In discussion, both she and Mr Koutsourakis were asked whether financial engineering would be as important as technical engineering in planning a strategy for future fuels. Mr Koutsourakis was certain that it would be and named some countries where tax incentives are available for such spending. Ms Parker said that regulation and carbon pricing were needed to encourage investment. It is not certain how costs will evolve, she said, and the technology needed for a zero-carbon future “isn’t viable at the moment”.

One technical topic the delegates focused on was whether production capacity for suitable future fuels could be scaled up to provide sufficient quantities. Claudia Beumer, sales manager for processing solutions at Wärtsilä Marine, was confident that it could be.
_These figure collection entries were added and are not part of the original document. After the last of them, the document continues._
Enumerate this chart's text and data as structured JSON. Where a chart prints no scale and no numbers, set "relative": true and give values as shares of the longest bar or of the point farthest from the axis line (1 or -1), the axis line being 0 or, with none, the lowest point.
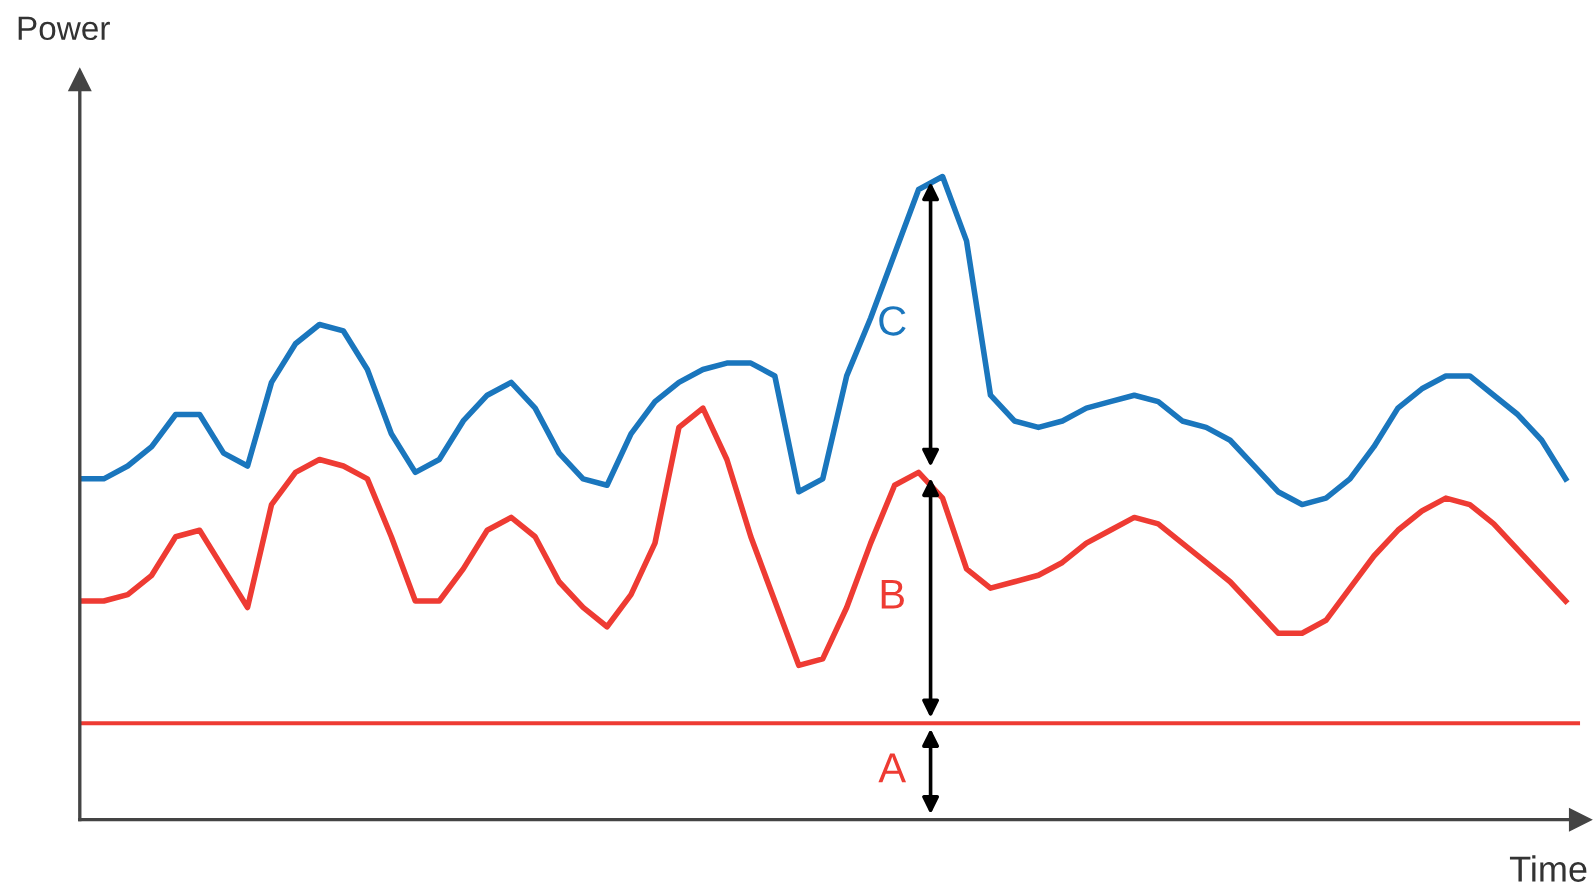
{
  "chart_data": {
    "type": "line",
    "relative": true,
    "xlabel": "Time",
    "ylabel": "Power",
    "categories": [
      null,
      null,
      null,
      null,
      null,
      null,
      null,
      null,
      null,
      null,
      null,
      null,
      null,
      null,
      null,
      null,
      null,
      null,
      null,
      null,
      null,
      null,
      null,
      null,
      null,
      null,
      null,
      null,
      null,
      null,
      null,
      null,
      null,
      null,
      null,
      null,
      null,
      null,
      null,
      null,
      null,
      null,
      null,
      null,
      null,
      null,
      null,
      null,
      null,
      null,
      null,
      null,
      null,
      null,
      null,
      null,
      null,
      null,
      null,
      null,
      null,
      null,
      null
    ],
    "series": [
      {
        "color": "#1a76bd",
        "values": [
          0.53,
          0.53,
          0.55,
          0.58,
          0.63,
          0.63,
          0.57,
          0.55,
          0.68,
          0.74,
          0.77,
          0.76,
          0.7,
          0.6,
          0.54,
          0.56,
          0.62,
          0.66,
          0.68,
          0.64,
          0.57,
          0.53,
          0.52,
          0.6,
          0.65,
          0.68,
          0.7,
          0.71,
          0.71,
          0.69,
          0.51,
          0.53,
          0.69,
          0.78,
          0.88,
          0.98,
          1.0,
          0.9,
          0.66,
          0.62,
          0.61,
          0.62,
          0.64,
          0.65,
          0.66,
          0.65,
          0.62,
          0.61,
          0.59,
          0.55,
          0.51,
          0.49,
          0.5,
          0.53,
          0.58,
          0.64,
          0.67,
          0.69,
          0.69,
          0.66,
          0.63,
          0.59,
          0.53
        ]
      },
      {
        "color": "#ee3b33",
        "values": [
          0.34,
          0.34,
          0.35,
          0.38,
          0.44,
          0.45,
          0.39,
          0.33,
          0.49,
          0.54,
          0.56,
          0.55,
          0.53,
          0.44,
          0.34,
          0.34,
          0.39,
          0.45,
          0.47,
          0.44,
          0.37,
          0.33,
          0.3,
          0.35,
          0.43,
          0.61,
          0.64,
          0.56,
          0.44,
          0.34,
          0.24,
          0.25,
          0.33,
          0.43,
          0.52,
          0.54,
          0.5,
          0.39,
          0.36,
          0.37,
          0.38,
          0.4,
          0.43,
          0.45,
          0.47,
          0.46,
          0.43,
          0.4,
          0.37,
          0.33,
          0.29,
          0.29,
          0.31,
          0.36,
          0.41,
          0.45,
          0.48,
          0.5,
          0.49,
          0.46,
          0.42,
          0.38,
          0.34
        ]
      }
    ],
    "ref_lines": [
      {
        "axis": "y",
        "value": 0.15,
        "color": "#ee3b33"
      }
    ],
    "annotations": [
      "A",
      "B",
      "C"
    ],
    "legend": false
  }
}
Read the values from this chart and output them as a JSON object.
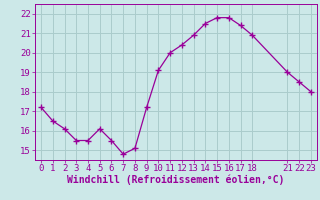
{
  "x": [
    0,
    1,
    2,
    3,
    4,
    5,
    6,
    7,
    8,
    9,
    10,
    11,
    12,
    13,
    14,
    15,
    16,
    17,
    18,
    21,
    22,
    23
  ],
  "y": [
    17.2,
    16.5,
    16.1,
    15.5,
    15.5,
    16.1,
    15.5,
    14.8,
    15.1,
    17.2,
    19.1,
    20.0,
    20.4,
    20.9,
    21.5,
    21.8,
    21.8,
    21.4,
    20.9,
    19.0,
    18.5,
    18.0
  ],
  "line_color": "#990099",
  "marker": "+",
  "marker_size": 4,
  "bg_color": "#cce8e8",
  "grid_color": "#aacccc",
  "xlabel": "Windchill (Refroidissement éolien,°C)",
  "xlim": [
    -0.5,
    23.5
  ],
  "ylim": [
    14.5,
    22.5
  ],
  "yticks": [
    15,
    16,
    17,
    18,
    19,
    20,
    21,
    22
  ],
  "xticks": [
    0,
    1,
    2,
    3,
    4,
    5,
    6,
    7,
    8,
    9,
    10,
    11,
    12,
    13,
    14,
    15,
    16,
    17,
    18,
    21,
    22,
    23
  ],
  "font_color": "#990099",
  "tick_fontsize": 6.5,
  "xlabel_fontsize": 7.0
}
Speaking from the floor, she said it was “just a matter of increasing demand. No one will build a biogas or liquefying production plant if there’s no demand.”

So if the industry “starts to ask for biogas, production capacity will go up,” she said, revealing that Wärtsilä is considering investing in suitable technology; “we won’t get to zero emissions [overnight] so we have to take it step by step,” she said.

Conference chairman Paul Gunton asked MAN Energy Solutions mechanical engineer René Laursen whether the company had similar plans. Also speaking from the floor, he said he did not know of any corresponding investments but said that the group supports cooperation with other companies on a range of projects so if it were approached with a proposal to support a project to produce carbon-free fuel, it might consider backing it.